Les deux pays voisins de l’Asie du Sud-Est, la Thaïlande et le Cambodge, après quelques semaines de calme, ont repris leur dispute concernant les territoires revendiqués.
Au début de cette semaine, des affrontements meurtriers à la frontière entre les deux pays ont provoqué l’évacuation de 500 000 personnes environ. Ils avaient signé un cessez-le-feu le 26 octobre par l’intermédiaire des États-Unis, de la Chine et de la Malaisie. Ce cessez-le-feu, assez fragile, n’a tenu que quelques semaines.

Ce 7 décembre, les affrontements ont repris, et au moins 14 personnes, dont 9 Cambodgiens, et 5 soldats Thaïlandais ont été tuées.
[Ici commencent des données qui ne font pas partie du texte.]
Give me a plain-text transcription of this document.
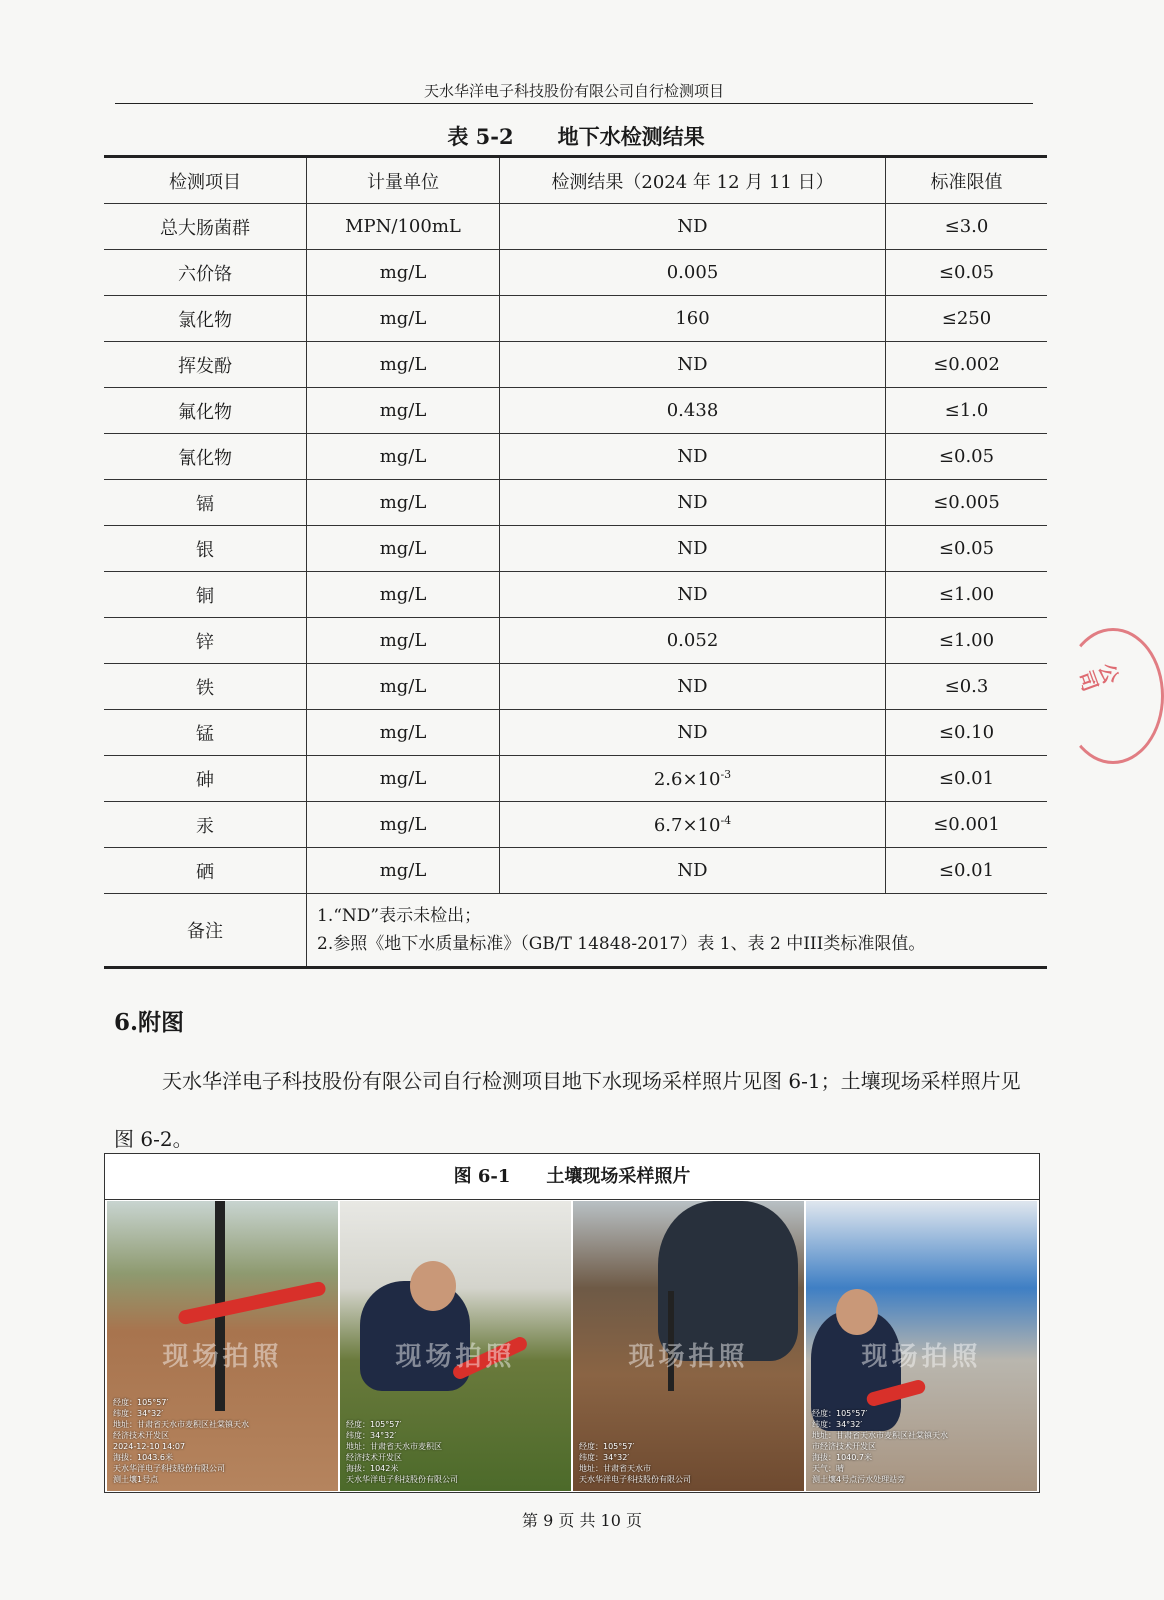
天水华洋电子科技股份有限公司自行检测项目
表 5-2 地下水检测结果
检测项目	计量单位	检测结果（2024 年 12 月 11 日）	标准限值
总大肠菌群	MPN/100mL	ND	≤3.0
六价铬	mg/L	0.005	≤0.05
氯化物	mg/L	160	≤250
挥发酚	mg/L	ND	≤0.002
氟化物	mg/L	0.438	≤1.0
氰化物	mg/L	ND	≤0.05
镉	mg/L	ND	≤0.005
银	mg/L	ND	≤0.05
铜	mg/L	ND	≤1.00
锌	mg/L	0.052	≤1.00
铁	mg/L	ND	≤0.3
锰	mg/L	ND	≤0.10
砷	mg/L	$2.6\times 10^{-3}$	≤0.01
汞	mg/L	$6.7\times 10^{-4}$	≤0.001
硒	mg/L	ND	≤0.01
备注	1.“ND”表示未检出；
2.参照《地下水质量标准》（GB/T 14848-2017）表 1、表 2 中III类标准限值。		
6.附图
天水华洋电子科技股份有限公司自行检测项目地下水现场采样照片见图 6-1；土壤现场采样照片见图 6-2。
图 6-1 土壤现场采样照片
现场拍照
经度：105°57′
纬度：34°32′
地址：甘肃省天水市麦积区社棠镇天水
经济技术开发区
2024-12-10 14:07
海拔：1043.6米
天水华洋电子科技股份有限公司
测土壤1号点
现场拍照
经度：105°57′
纬度：34°32′
地址：甘肃省天水市麦积区
经济技术开发区
海拔：1042米
天水华洋电子科技股份有限公司
现场拍照
经度：105°57′
纬度：34°32′
地址：甘肃省天水市
天水华洋电子科技股份有限公司
现场拍照
经度：105°57′
纬度：34°32′
地址：甘肃省天水市麦积区社棠镇天水
市经济技术开发区
海拔：1040.7米
天气：晴
测土壤4号点污水处理站旁
公司
第 9 页 共 10 页
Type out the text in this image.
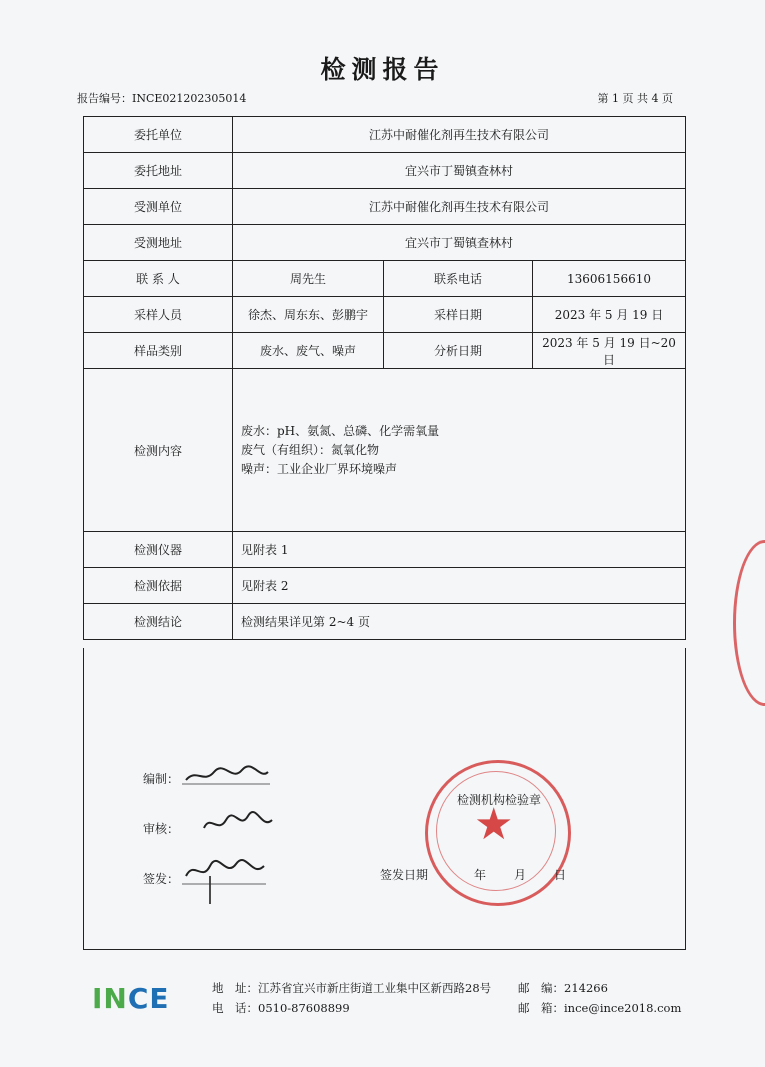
检测报告
报告编号：INCE021202305014	第 1 页 共 4 页
委托单位	江苏中耐催化剂再生技术有限公司		
委托地址	宜兴市丁蜀镇查林村		
受测单位	江苏中耐催化剂再生技术有限公司		
受测地址	宜兴市丁蜀镇查林村		
联 系 人	周先生	联系电话	13606156610
采样人员	徐杰、周东东、彭鹏宇	采样日期	2023 年 5 月 19 日
样品类别	废水、废气、噪声	分析日期	2023 年 5 月 19 日~20 日
检测内容	废水：pH、氨氮、总磷、化学需氧量
废气（有组织）：氮氧化物
噪声：工业企业厂界环境噪声		

检测仪器	见附表 1		
检测依据	见附表 2		
检测结论	检测结果详见第 2~4 页		
编制：
审核：
签发：
★
检测机构检验章
签发日期	年 月 日
INCE	地　址：江苏省宜兴市新庄街道工业集中区新西路28号
电　话：0510-87608899
邮　编：214266
邮　箱：ince@ince2018.com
A l’origine de ce conflit…
Ces différends territoriaux datent depuis des décennies. C’est un conflit ancien qui remonte à la période coloniale française en Indochine, entre 1863 et 1950. La frontière, longue de 800 km, a été tracée par la France coloniale. La Thaïlande, qui en revendique une partie, s’est accaparé d’une portion du territoire cambodgien pendant la seconde guerre mondiale. Elle a dû le restituer en 1946.
Avec des limites confuses, depuis 1979, des dizaines de kilomètres sont contestés. En 2008, des affrontements militaires ont éclaté autour du temple de Preah Vihear, inscrit au patrimoine de l’UNESCO. Et depuis, des violences ponctuelles ont provoqué la mort d’au moins 28 personnes, et le déplacement de dizaines de milliers entre 2008 et 2011. Plusieurs anciens temples des territoires contestés sont également revendiqués par les deux parties.
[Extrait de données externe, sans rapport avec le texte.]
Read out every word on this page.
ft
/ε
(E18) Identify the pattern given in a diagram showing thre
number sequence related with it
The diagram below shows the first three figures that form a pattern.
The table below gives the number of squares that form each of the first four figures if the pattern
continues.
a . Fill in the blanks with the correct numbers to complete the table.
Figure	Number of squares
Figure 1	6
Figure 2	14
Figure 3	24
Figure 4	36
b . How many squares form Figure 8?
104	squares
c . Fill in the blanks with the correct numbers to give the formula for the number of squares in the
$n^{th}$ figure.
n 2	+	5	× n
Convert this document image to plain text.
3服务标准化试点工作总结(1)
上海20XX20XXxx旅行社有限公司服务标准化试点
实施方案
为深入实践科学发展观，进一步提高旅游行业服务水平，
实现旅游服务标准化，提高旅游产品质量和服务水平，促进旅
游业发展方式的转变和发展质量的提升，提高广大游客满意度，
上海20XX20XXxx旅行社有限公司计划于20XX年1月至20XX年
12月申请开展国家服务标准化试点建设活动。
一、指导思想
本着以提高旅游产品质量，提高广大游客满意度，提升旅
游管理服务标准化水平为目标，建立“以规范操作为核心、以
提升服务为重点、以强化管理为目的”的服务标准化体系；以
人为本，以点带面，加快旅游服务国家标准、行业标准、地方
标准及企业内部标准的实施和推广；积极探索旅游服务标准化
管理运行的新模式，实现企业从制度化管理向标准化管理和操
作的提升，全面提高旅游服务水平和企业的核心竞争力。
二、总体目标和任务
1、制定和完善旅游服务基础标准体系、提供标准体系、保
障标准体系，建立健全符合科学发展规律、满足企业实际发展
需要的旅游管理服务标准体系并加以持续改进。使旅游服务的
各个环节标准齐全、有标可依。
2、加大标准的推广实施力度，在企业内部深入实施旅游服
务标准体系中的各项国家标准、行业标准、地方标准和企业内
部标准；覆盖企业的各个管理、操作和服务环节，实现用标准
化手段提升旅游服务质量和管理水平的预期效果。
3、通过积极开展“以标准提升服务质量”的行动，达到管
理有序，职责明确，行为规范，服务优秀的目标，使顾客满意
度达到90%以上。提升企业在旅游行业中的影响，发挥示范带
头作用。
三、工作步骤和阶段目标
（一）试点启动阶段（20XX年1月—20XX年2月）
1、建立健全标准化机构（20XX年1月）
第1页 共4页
Un cessez-le-feu de quelques semaines seulement
En juillet dernier, le Cambodge a tiré des roquettes sur la Thaïlande. Ce qui a déclenché des frappes aériennes de F-16 tahilandais sur des cibles militaires cambodgiennes. Pendant 5 jours de combat, 43 personnes ont trouvé la mort, et 300 000 autres évacuées. A la fin du mois de juillet, un cessez-le-feu a été négocié par la Chine, la Malaisie, et les Etats-Unis. Ce cessez-le-feu est toutefois resté fragile.
Au mois de novembre, des soldats thailandais ont été blessés par des mines terrestres qui auraient été posées récemment, selon les observateurs internationaux. A la suite de cet incident, la Thaïlande a suspendu le cessez-le-feu.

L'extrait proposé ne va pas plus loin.